Constraints on the R-charges of Free Bound States from the Römelsberger Index

TL;DR

This work demonstrates that the Römelsberger index on $S^3\times\mathbb{R}$ is RG-invariant by arguing away singularities from states moving in from infinity, and uses this framework to derive a constraint on IR R-charges: if UV chiral multiplets have $0<q_i<2$ and the IR is a free theory of bound chiral states, then all IR R-charges satisfy $0<\tilde{q}_j<2$. The analysis combines a mode decomposition on $S^3$ leading to localized Landau-level-like eigenfunctions with a generating-function calculation of the index via the plethystic exponential, yielding results like $I(t,y)=\Gamma(t^q; ty, t/y)$ for $q\in(0,2]$. A key semi-classical argument shows that turning on a superpotential does not create or annihilate low-∆ states, supporting RG-invariance, while the IR R-charge constraint provides a weak version of Intriligator's conjecture and clarifies IR phases in models such as the $SU(2)$ theory with a $3/2$-representation chiral field.
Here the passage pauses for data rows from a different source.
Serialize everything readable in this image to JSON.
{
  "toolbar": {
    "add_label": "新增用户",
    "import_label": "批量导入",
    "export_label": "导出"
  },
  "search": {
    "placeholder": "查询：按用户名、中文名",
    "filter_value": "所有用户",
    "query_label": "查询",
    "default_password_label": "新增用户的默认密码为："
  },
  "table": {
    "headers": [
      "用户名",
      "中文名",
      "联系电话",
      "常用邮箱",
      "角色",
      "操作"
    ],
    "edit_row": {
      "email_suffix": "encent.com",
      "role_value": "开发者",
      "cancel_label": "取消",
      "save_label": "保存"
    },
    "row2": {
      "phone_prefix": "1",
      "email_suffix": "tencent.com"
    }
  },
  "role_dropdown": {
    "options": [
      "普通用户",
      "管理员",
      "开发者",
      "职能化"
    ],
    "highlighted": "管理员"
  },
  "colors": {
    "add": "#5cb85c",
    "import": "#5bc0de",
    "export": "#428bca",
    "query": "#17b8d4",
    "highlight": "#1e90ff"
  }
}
Collectively, these results reinforce the index as a robust, topological invariant for studying non-perturbative dynamics and IR phases in supersymmetric theories, with potential applications to dualities and phase structure analyses.

Abstract

The Römelsberger index on S^3 x R serves as a powerful test for conjectured dualities, relying on the claim that this object is an RG-invariant. In this work we support this claim by showing that the singularities suggested by Witten of "states moving in from infinity" are excluded on S^3 x R. In addition, we provide an application of the Römelsberger index, in the form of a constraint on the RG flow of supersymmetric theories. The constraint, which applies for asymptotically free theories with unbroken supersymmetry and non-anomalous R-symmetry, is the following: if the R-charges of the chiral multiplets in the UV theory are 0<q_i<2 and the IR theory can be described as a free theory of chiral bound states, then the R-charges of these bound states, ~q_j, are constrained such that 0<~q_j<2. We thus provide a proof of a weak version of a conjecture proposed by Intriligator. We mention some applications of this result.